Which apps matter will vary by user, of course. For some users, there will be a few Modern apps that matter enough to move someone to a Windows tablet. For others, the tablet experience simply isn't as important as highly mobile access to legacy applications, so they buy a Windows hybrid because they "get" a tablet in the deal but "need" a "real" computer. But on the whole, if the Modern UI and iOS were interchangeable as mobile experiences, wouldn't a few more Windows tablets have sold? Wouldn't users download more Windows Store apps than they do? If the number of apps isn't relevant, then I'd argue that device usage and app revenue provide at least a bit more insight. Apple happens to be pretty dominant in both of these metrics, which suggests people are in fact using iOS apps (and presumedly finding value in them) at a much higher rate.

Just one example-- suppose you're a basketball coach who uses a connected basketball to help high school players improve. I know of iOS apps that do a pretty good job collecting this data and making it actionable. I don't know of Windows Store apps that do the same thing. That's just a random, niche example-- but it's also an example of a distinctly tablet use case, and one that the iPad does better (as far as I know) than Windows. Suppose you run CAD programs, which is generally more of a desktop thing, but you prefer the way you interact with models in the iOS UI. That doesn't make the iPad CAD program more powerful, but it makes it useful-- and at least for some users, even more useful than a desktop version.

I'm emphasizing Windows app store vs. iOS app store here because in terms of the tablet experience, we shouldn't include the Surface Pro 3's desktop capabilities. That's a different use case, and not one that really competes directly with the iPad Air's use cases. If someone wants desktop capabilities, I have to wonder why they're looking at an iPad Air in the first place. It can be a productive device, including in some ways that overlap with PCs-- but the experience of using a PC is different than the experience of using an iPad. Similarly, the experience of using a MacBook Air and iPad is different than the experience of using a Surface.

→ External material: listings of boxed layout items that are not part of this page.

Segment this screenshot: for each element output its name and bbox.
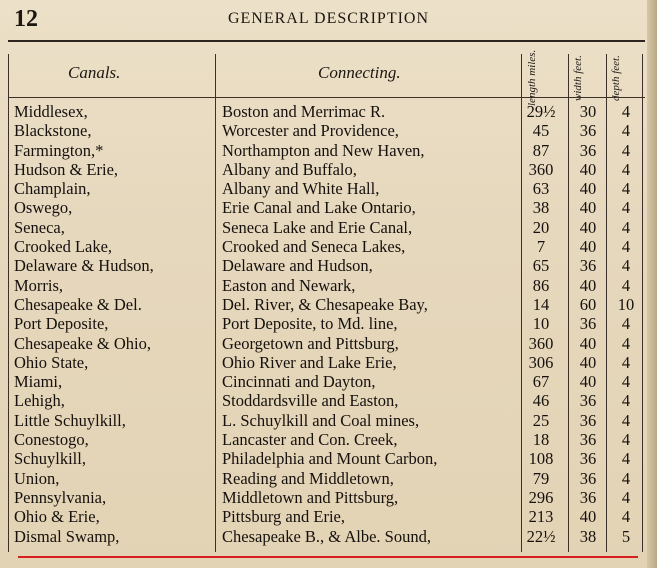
cell-depth: 4 bbox=[621, 314, 631, 334]
cell-width: 36 bbox=[579, 140, 597, 160]
canal-table-body bbox=[0, 102, 657, 546]
table-row bbox=[0, 121, 657, 140]
cell-width: 40 bbox=[579, 352, 597, 372]
cell-length: 360 bbox=[528, 159, 554, 179]
cell-connecting: Cincinnati and Dayton, bbox=[222, 372, 376, 392]
cell-connecting: Seneca Lake and Erie Canal, bbox=[222, 217, 413, 237]
cell-connecting: Ohio River and Lake Erie, bbox=[222, 352, 397, 372]
cell-connecting: Albany and White Hall, bbox=[222, 179, 380, 199]
column-header-width: width feet. bbox=[572, 55, 584, 101]
cell-connecting: Philadelphia and Mount Carbon, bbox=[222, 449, 438, 469]
cell-connecting: Port Deposite, to Md. line, bbox=[222, 314, 398, 334]
cell-connecting: Middletown and Pittsburg, bbox=[222, 487, 399, 507]
cell-connecting: Crooked and Seneca Lakes, bbox=[222, 237, 406, 257]
table-row bbox=[0, 372, 657, 391]
cell-width: 40 bbox=[579, 217, 597, 237]
red-underline bbox=[18, 556, 638, 558]
cell-connecting: Erie Canal and Lake Ontario, bbox=[222, 198, 416, 218]
cell-canal: Delaware & Hudson, bbox=[14, 256, 154, 276]
cell-depth: 4 bbox=[621, 159, 631, 179]
cell-depth: 5 bbox=[621, 526, 631, 546]
cell-connecting: Chesapeake B., & Albe. Sound, bbox=[222, 526, 431, 546]
cell-canal: Chesapeake & Del. bbox=[14, 294, 142, 314]
table-row bbox=[0, 256, 657, 275]
cell-canal: Seneca, bbox=[14, 217, 65, 237]
cell-depth: 4 bbox=[621, 237, 631, 257]
table-row bbox=[0, 160, 657, 179]
cell-canal: Miami, bbox=[14, 372, 63, 392]
cell-width: 36 bbox=[579, 468, 597, 488]
cell-canal: Oswego, bbox=[14, 198, 73, 218]
cell-length: 108 bbox=[528, 449, 554, 469]
cell-length: 10 bbox=[532, 314, 550, 334]
column-header-canals: Canals. bbox=[68, 63, 121, 82]
cell-width: 36 bbox=[579, 487, 597, 507]
cell-canal: Crooked Lake, bbox=[14, 237, 113, 257]
cell-depth: 4 bbox=[621, 449, 631, 469]
cell-length: 67 bbox=[532, 372, 550, 392]
cell-depth: 4 bbox=[621, 198, 631, 218]
column-header-rule bbox=[8, 97, 645, 98]
cell-canal: Ohio State, bbox=[14, 352, 89, 372]
cell-canal: Port Deposite, bbox=[14, 314, 109, 334]
cell-connecting: Del. River, & Chesapeake Bay, bbox=[222, 294, 428, 314]
cell-connecting: Easton and Newark, bbox=[222, 275, 356, 295]
page-edge bbox=[647, 0, 657, 568]
cell-depth: 4 bbox=[621, 410, 631, 430]
cell-length: 22½ bbox=[526, 526, 556, 546]
column-header-length: length miles. bbox=[526, 49, 538, 107]
cell-length: 213 bbox=[528, 507, 554, 527]
cell-width: 40 bbox=[579, 198, 597, 218]
cell-depth: 4 bbox=[621, 430, 631, 450]
cell-width: 60 bbox=[579, 294, 597, 314]
table-row bbox=[0, 353, 657, 372]
cell-length: 46 bbox=[532, 391, 550, 411]
table-row bbox=[0, 527, 657, 546]
table-row bbox=[0, 276, 657, 295]
table-row bbox=[0, 469, 657, 488]
cell-canal: Little Schuylkill, bbox=[14, 410, 126, 430]
cell-connecting: Lancaster and Con. Creek, bbox=[222, 430, 398, 450]
cell-width: 40 bbox=[579, 159, 597, 179]
cell-depth: 4 bbox=[621, 487, 631, 507]
cell-canal: Hudson & Erie, bbox=[14, 159, 119, 179]
cell-canal: Lehigh, bbox=[14, 391, 65, 411]
cell-length: 63 bbox=[532, 179, 550, 199]
cell-width: 40 bbox=[579, 333, 597, 353]
table-row bbox=[0, 411, 657, 430]
table-row bbox=[0, 334, 657, 353]
table-row bbox=[0, 295, 657, 314]
cell-length: 29½ bbox=[526, 102, 556, 121]
cell-width: 38 bbox=[579, 526, 597, 546]
cell-connecting: Delaware and Hudson, bbox=[222, 256, 373, 276]
cell-length: 7 bbox=[536, 237, 546, 257]
cell-width: 36 bbox=[579, 449, 597, 469]
cell-depth: 4 bbox=[621, 275, 631, 295]
cell-connecting: Albany and Buffalo, bbox=[222, 159, 357, 179]
cell-connecting: Northampton and New Haven, bbox=[222, 140, 425, 160]
cell-width: 40 bbox=[579, 372, 597, 392]
column-header-depth: depth feet. bbox=[610, 55, 622, 101]
cell-canal: Schuylkill, bbox=[14, 449, 86, 469]
cell-connecting: Reading and Middletown, bbox=[222, 468, 394, 488]
cell-width: 40 bbox=[579, 179, 597, 199]
cell-depth: 4 bbox=[621, 121, 631, 141]
cell-canal: Champlain, bbox=[14, 179, 91, 199]
table-row bbox=[0, 179, 657, 198]
table-row bbox=[0, 314, 657, 333]
table-row bbox=[0, 102, 657, 121]
cell-width: 40 bbox=[579, 507, 597, 527]
cell-length: 296 bbox=[528, 487, 554, 507]
cell-depth: 4 bbox=[621, 256, 631, 276]
cell-connecting: Georgetown and Pittsburg, bbox=[222, 333, 399, 353]
cell-length: 45 bbox=[532, 121, 550, 141]
cell-length: 38 bbox=[532, 198, 550, 218]
cell-connecting: Pittsburg and Erie, bbox=[222, 507, 345, 527]
table-row bbox=[0, 507, 657, 526]
cell-length: 87 bbox=[532, 140, 550, 160]
cell-canal: Pennsylvania, bbox=[14, 487, 107, 507]
cell-canal: Morris, bbox=[14, 275, 64, 295]
table-row bbox=[0, 488, 657, 507]
cell-depth: 4 bbox=[621, 352, 631, 372]
table-row bbox=[0, 449, 657, 468]
cell-connecting: Stoddardsville and Easton, bbox=[222, 391, 399, 411]
cell-width: 36 bbox=[579, 391, 597, 411]
cell-depth: 4 bbox=[621, 468, 631, 488]
column-header-connecting: Connecting. bbox=[318, 63, 401, 82]
cell-canal: Union, bbox=[14, 468, 60, 488]
cell-depth: 4 bbox=[621, 102, 631, 121]
cell-length: 14 bbox=[532, 294, 550, 314]
cell-depth: 4 bbox=[621, 140, 631, 160]
table-row bbox=[0, 391, 657, 410]
cell-canal: Farmington,* bbox=[14, 140, 104, 160]
cell-length: 65 bbox=[532, 256, 550, 276]
table-row bbox=[0, 141, 657, 160]
table-row bbox=[0, 198, 657, 217]
cell-connecting: Boston and Merrimac R. bbox=[222, 102, 386, 121]
table-row bbox=[0, 218, 657, 237]
cell-length: 86 bbox=[532, 275, 550, 295]
table-row bbox=[0, 430, 657, 449]
cell-length: 25 bbox=[532, 410, 550, 430]
cell-connecting: Worcester and Providence, bbox=[222, 121, 399, 141]
cell-canal: Middlesex, bbox=[14, 102, 88, 121]
cell-length: 20 bbox=[532, 217, 550, 237]
cell-connecting: L. Schuylkill and Coal mines, bbox=[222, 410, 420, 430]
cell-canal: Dismal Swamp, bbox=[14, 526, 120, 546]
cell-width: 36 bbox=[579, 314, 597, 334]
cell-width: 36 bbox=[579, 256, 597, 276]
cell-length: 306 bbox=[528, 352, 554, 372]
table-row bbox=[0, 237, 657, 256]
cell-width: 36 bbox=[579, 430, 597, 450]
cell-width: 30 bbox=[579, 102, 597, 121]
cell-width: 36 bbox=[579, 121, 597, 141]
cell-width: 36 bbox=[579, 410, 597, 430]
cell-depth: 4 bbox=[621, 217, 631, 237]
cell-depth: 4 bbox=[621, 372, 631, 392]
cell-depth: 4 bbox=[621, 179, 631, 199]
cell-canal: Blackstone, bbox=[14, 121, 92, 141]
cell-depth: 10 bbox=[617, 294, 635, 314]
cell-length: 79 bbox=[532, 468, 550, 488]
cell-length: 360 bbox=[528, 333, 554, 353]
cell-depth: 4 bbox=[621, 391, 631, 411]
cell-width: 40 bbox=[579, 275, 597, 295]
cell-canal: Conestogo, bbox=[14, 430, 89, 450]
cell-length: 18 bbox=[532, 430, 550, 450]
cell-depth: 4 bbox=[621, 507, 631, 527]
cell-depth: 4 bbox=[621, 333, 631, 353]
cell-canal: Ohio & Erie, bbox=[14, 507, 100, 527]
page-number: 12 bbox=[14, 6, 38, 32]
cell-width: 40 bbox=[579, 237, 597, 257]
cell-canal: Chesapeake & Ohio, bbox=[14, 333, 152, 353]
running-head: GENERAL DESCRIPTION bbox=[227, 10, 430, 27]
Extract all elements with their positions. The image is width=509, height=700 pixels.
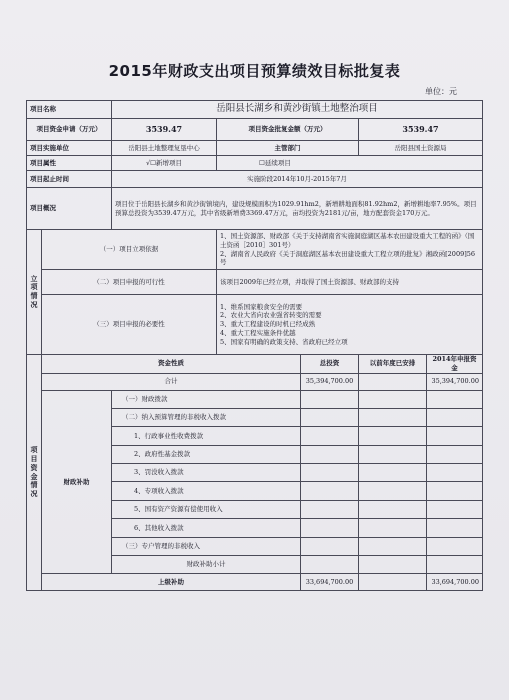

I think Surface Pro 3's strengths overlap more closely with the MacBook Air's than with any iPad's.

That brings me to your second point, about things that an iPad can't do but that a Surface can. You bring up good points. All of those examples are among the Surface Pro 3's strengths. They're why I said it works best as a laptop but is lacking as a tablet. It's also why I said Surface Pro 3 and iPad Air 2 will be compared too easily. They're different devices with different strengths. Just comparing the two of them as "tablets with large screens," as some publications already have, is significantly conflating some meaningful distinctions.

All that said, it's a good time to be a customer, given how many options we have. You want a cheap tablet? Great, there are Windows and Android options galore, and the iPad Mini is now reaching fairly affordable levels. Want a quality "pure" tablet? Great, you've iPads, Samsung devices, and so on. Want a 2-in-1 device? I think the app gap is revelant, but some of the Broadwell-class Windows 2-in-1s are going to be beautiful peices of hardware. I don't think there's "one device to rule them all," which is why I find the Surface vs. iPad comparison a bit suspect. Different devices are good in different situations-- and we have more devices from which to choose than ever!